Lembro do quanto me impressionei, quando há duas semanas cheguei a tais paragens, olhei durante minutos ou mesmo horas, aquela perfeição que se expandia sobre o horizonte. Hoje, tento que aquele ponto me passe indiferente, evito olhar sobre ele, para apenas relembrar o quanto já foi belo.
Uma semana depois das chamas ali terem passado, e depois de uma pequena chuva ter refrigerado a terra, a serra da Freita ainda fumega, o cheiro a queimado é ainda intenso e a paisagem contrasta entre um negro tenebroso e um tímido tom verde triste, que suplica ao carrasco a absolvição de tamanho castigo, tão doloroso.

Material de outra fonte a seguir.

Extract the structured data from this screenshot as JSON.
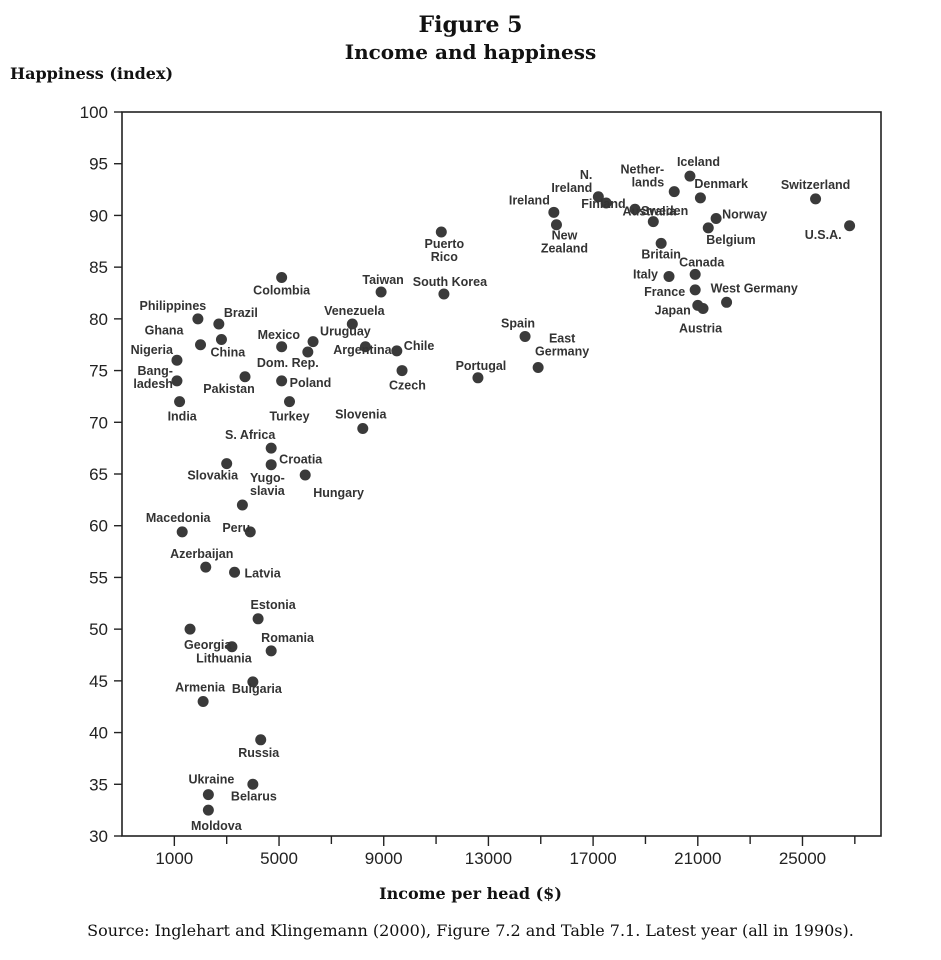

Indiferente a isso, o assassino volta e a uns 2km, da extinta frente de fogo, surge uma tímida linha de fumo, que avisto do outro lado do vale, a meu lado um morador por ali presente grita: “Chamem os bombeiros, se eles chegarem rápido evitam o pior.” Um outro pega no telemóvel e marca 117, após quatro tentativas consecutivas, nenhuma resposta, apenas uma acção, alguém subiu e pousou o telefone, sem uma única palavra pronunciar. O morador muda de estratégia e tenta agora 112, após três tentativas, concluiu que é inútil, nenhuma palavra, nenhuma acção.
Na serra, o fogo deixou de ser tímido.
Pode parecer uma historieta, melhor seria, que fosse.